B. tulda is used extensively by the paper pulp industry in India. It can grow to a height of 15 m and a thickness of 8 cm. The single most important fact about Bambusa tulda is its incredible tensile strength; up to 60,000 pounds (27,000 Kg) per square inch. It is commonly found in southeastern Asia.

==Habit==
It is a tall, dull green colored bamboo species with greyish green when mature. It is composed of few closely growing culms. It reaches a height of 6–23 m.

==Appearance==
Young culms are green, which become greyish green when mature and brown when drying. Young shoots are yellowish green in color with a powdery top. Culms are covered with white blooms. A band of white hairs occurs above the nodes. Branching occurs from the base to top. Aerial roots reach up to few nodes above. Internode length is 30–60 cm, and diameter is 0.8–1.2 cm. Culm walls are very thick. Nodes are prominent.

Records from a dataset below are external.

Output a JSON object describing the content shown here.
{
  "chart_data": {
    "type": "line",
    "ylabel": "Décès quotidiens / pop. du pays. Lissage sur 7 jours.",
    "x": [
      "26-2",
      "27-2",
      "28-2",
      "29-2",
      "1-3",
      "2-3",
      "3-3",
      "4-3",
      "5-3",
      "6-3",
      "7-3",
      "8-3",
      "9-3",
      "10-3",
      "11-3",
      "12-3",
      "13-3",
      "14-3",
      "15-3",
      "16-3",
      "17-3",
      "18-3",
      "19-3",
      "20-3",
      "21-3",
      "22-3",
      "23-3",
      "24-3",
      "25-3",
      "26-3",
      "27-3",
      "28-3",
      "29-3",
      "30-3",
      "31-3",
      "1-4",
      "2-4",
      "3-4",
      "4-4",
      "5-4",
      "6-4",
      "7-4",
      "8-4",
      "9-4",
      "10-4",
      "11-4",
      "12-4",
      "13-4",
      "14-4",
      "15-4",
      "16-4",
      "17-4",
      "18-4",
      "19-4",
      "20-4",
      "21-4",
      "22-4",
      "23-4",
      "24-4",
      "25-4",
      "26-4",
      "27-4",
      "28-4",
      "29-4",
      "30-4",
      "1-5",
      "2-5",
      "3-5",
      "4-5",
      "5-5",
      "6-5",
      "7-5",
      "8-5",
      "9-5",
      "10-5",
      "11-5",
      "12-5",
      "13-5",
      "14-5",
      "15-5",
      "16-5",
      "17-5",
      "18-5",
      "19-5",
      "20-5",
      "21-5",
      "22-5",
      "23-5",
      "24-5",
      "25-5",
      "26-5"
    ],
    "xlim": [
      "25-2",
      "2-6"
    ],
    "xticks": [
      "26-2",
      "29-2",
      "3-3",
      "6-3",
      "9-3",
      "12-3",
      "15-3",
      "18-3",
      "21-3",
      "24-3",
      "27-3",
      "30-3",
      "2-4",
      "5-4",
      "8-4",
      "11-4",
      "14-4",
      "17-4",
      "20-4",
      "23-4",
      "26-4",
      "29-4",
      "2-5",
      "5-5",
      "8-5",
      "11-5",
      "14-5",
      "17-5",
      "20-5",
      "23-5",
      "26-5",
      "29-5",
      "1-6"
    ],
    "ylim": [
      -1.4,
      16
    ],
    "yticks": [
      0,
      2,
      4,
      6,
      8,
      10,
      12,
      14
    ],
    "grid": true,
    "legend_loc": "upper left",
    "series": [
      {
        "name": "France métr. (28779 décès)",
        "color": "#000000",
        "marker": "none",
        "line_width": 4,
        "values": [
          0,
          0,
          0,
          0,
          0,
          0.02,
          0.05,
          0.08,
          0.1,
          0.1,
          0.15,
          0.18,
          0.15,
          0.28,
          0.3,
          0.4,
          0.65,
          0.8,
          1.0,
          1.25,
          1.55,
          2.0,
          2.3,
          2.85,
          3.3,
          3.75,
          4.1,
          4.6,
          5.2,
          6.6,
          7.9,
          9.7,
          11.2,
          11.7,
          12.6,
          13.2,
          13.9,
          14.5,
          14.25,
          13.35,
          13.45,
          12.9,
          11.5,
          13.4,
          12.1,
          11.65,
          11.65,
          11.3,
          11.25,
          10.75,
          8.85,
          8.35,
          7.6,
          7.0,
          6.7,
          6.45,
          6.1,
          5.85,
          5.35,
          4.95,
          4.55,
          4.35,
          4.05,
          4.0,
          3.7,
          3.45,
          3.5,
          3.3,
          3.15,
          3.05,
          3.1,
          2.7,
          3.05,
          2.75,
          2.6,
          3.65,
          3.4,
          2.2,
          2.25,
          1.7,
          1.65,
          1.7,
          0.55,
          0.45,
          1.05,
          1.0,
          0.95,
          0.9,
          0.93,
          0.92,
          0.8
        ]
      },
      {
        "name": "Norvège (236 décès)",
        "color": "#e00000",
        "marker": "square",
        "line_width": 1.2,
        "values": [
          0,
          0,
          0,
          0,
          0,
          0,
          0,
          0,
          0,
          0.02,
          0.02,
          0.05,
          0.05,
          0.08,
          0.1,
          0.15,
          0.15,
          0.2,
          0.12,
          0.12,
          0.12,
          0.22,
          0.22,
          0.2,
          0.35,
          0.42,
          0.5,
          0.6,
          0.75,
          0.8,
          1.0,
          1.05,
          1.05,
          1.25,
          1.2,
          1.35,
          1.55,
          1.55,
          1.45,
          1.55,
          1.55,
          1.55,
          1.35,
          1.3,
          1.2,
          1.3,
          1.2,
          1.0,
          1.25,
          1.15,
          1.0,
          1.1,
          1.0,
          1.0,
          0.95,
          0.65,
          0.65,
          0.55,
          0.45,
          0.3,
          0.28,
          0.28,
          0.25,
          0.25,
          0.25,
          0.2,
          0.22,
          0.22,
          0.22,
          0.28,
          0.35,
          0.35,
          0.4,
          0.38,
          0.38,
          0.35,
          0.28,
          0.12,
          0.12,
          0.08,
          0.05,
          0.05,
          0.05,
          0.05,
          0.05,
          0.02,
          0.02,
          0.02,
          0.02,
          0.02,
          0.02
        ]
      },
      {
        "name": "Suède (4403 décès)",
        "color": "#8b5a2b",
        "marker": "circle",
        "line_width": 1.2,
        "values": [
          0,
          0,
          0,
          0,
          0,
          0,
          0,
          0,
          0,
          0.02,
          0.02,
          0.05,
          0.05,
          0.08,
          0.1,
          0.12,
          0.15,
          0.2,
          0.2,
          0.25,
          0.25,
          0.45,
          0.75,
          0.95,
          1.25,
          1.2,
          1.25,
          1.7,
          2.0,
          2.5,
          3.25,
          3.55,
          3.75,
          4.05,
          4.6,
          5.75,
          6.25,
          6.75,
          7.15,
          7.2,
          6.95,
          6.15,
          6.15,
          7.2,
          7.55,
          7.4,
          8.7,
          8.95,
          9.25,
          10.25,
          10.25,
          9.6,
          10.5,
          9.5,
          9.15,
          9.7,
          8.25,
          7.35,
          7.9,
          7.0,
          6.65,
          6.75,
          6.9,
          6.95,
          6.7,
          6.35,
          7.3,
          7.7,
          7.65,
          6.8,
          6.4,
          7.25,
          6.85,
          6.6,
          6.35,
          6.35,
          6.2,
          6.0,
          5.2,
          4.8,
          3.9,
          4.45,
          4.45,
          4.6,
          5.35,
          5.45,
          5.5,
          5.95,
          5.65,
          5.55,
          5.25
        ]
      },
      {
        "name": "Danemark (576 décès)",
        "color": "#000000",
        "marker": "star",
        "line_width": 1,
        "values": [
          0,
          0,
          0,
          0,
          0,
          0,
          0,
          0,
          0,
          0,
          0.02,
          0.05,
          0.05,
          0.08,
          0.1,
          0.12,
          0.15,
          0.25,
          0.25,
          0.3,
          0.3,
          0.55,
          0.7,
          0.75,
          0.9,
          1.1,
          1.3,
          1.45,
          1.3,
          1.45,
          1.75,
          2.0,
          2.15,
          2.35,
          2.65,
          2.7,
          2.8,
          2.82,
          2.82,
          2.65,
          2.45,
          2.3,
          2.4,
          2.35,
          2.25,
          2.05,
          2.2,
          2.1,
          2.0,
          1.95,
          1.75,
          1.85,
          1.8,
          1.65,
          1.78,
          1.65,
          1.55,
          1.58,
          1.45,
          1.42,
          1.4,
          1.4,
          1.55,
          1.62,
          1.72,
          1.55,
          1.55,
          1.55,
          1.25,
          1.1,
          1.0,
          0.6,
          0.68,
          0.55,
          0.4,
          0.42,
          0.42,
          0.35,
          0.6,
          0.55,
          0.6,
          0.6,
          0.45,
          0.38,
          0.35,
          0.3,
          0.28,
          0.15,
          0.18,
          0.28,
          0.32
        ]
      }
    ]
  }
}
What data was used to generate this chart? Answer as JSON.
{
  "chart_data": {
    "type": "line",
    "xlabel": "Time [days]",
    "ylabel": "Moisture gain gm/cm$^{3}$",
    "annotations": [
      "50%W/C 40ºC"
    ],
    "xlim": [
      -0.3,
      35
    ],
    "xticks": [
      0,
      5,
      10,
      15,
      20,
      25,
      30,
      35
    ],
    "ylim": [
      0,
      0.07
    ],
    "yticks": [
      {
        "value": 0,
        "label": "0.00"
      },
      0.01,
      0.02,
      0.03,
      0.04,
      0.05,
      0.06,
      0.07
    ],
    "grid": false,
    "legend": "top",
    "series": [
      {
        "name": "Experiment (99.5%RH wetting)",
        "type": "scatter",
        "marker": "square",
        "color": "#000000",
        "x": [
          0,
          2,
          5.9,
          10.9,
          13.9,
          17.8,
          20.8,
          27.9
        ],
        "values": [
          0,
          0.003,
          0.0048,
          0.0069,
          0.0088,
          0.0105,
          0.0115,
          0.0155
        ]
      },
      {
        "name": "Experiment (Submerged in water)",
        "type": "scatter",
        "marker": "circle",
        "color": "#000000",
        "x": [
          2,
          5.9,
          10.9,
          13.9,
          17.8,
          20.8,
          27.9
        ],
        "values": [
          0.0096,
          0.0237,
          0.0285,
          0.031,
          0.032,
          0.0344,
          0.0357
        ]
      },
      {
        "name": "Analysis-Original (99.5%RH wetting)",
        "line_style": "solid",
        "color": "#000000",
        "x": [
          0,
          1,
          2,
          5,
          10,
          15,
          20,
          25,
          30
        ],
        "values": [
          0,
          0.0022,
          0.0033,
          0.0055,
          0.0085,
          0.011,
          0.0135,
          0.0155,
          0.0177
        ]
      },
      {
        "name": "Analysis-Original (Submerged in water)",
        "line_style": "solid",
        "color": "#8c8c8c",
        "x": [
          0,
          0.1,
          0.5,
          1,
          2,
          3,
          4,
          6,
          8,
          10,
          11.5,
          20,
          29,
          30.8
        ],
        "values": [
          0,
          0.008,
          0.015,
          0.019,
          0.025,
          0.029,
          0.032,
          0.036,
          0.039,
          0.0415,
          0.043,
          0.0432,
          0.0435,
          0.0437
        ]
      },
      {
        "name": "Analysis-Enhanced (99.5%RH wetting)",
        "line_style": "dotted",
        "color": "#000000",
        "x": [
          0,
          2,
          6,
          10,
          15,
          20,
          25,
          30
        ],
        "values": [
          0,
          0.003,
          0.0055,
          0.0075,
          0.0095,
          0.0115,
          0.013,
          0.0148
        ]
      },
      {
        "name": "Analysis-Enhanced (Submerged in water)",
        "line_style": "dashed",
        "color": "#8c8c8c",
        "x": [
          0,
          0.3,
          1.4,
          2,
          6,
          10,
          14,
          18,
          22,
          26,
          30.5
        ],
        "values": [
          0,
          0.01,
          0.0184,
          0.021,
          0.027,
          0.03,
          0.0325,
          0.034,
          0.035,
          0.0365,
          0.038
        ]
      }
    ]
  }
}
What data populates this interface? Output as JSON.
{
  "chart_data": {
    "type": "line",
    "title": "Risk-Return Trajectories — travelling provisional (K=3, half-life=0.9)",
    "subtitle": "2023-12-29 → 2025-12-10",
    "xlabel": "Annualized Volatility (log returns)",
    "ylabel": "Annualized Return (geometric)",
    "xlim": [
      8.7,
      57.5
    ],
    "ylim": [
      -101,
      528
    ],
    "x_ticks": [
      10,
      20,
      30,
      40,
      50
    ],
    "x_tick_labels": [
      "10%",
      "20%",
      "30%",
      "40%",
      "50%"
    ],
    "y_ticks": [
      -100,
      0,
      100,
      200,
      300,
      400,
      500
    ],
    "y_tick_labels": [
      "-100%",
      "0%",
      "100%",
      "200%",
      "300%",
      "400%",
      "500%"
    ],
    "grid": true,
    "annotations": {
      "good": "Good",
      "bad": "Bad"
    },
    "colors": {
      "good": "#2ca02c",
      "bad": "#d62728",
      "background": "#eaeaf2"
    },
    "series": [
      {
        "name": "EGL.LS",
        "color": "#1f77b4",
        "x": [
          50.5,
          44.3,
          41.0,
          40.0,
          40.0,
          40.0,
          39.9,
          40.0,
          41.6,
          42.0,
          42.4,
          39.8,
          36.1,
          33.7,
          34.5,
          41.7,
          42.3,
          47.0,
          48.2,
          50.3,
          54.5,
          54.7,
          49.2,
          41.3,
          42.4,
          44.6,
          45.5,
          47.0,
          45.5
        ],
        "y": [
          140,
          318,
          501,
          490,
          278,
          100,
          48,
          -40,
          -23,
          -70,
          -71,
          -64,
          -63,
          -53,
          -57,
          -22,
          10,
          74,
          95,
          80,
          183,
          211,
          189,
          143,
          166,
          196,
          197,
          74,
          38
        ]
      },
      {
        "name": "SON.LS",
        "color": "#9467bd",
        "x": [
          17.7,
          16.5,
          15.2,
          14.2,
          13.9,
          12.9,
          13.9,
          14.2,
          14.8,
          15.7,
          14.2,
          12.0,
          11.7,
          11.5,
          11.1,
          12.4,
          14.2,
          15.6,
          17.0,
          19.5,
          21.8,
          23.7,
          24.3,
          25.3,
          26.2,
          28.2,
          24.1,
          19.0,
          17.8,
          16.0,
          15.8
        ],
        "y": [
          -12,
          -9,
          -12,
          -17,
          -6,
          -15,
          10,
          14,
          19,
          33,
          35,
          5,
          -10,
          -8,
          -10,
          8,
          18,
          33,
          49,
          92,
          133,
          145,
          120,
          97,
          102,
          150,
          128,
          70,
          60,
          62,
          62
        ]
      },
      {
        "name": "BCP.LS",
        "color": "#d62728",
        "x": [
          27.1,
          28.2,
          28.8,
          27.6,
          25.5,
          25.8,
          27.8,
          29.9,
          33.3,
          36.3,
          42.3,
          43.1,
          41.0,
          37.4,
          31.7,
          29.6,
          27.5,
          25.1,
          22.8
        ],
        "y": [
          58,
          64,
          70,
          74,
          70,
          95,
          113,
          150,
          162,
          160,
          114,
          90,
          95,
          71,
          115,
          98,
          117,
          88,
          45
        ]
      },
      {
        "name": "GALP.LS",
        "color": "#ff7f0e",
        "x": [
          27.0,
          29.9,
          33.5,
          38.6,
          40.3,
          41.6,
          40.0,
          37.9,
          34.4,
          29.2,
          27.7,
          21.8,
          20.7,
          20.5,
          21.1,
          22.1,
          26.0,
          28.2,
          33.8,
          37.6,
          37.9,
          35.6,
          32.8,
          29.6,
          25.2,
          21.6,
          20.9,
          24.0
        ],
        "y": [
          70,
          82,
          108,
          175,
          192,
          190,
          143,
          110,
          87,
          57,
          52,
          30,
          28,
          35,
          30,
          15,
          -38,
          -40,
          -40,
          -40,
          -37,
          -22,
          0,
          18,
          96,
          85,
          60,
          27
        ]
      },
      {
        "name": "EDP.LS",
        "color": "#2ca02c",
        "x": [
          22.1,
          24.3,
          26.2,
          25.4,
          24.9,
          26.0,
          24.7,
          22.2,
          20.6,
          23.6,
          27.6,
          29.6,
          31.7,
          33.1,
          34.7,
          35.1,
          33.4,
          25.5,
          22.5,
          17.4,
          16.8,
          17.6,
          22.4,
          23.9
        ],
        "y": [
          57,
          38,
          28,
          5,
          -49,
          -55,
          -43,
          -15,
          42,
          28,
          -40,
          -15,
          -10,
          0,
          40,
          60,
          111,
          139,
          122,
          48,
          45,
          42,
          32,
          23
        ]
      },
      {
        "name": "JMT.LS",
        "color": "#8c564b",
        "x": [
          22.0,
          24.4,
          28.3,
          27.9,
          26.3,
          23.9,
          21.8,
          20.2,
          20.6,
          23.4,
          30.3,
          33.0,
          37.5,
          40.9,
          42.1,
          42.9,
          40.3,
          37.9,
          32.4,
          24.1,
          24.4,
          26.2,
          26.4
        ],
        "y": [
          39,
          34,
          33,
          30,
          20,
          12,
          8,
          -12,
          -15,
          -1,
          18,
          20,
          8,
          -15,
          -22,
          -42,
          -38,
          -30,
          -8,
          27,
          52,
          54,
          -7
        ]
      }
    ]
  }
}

Culm sheaths are triangular with a conical blade, and straw-colored. The sheath proper is asymmetrical and 15–32 cm in length and 25–34 cm wide. Blade length is 5–10 cm. Auricles are unequal where the large one is rounded and situated on the side of the blade. The upper surface of the sheath is covered with blackish-brown hairs. The lower surface of the sheath is not hairy. Sheaths fall off early.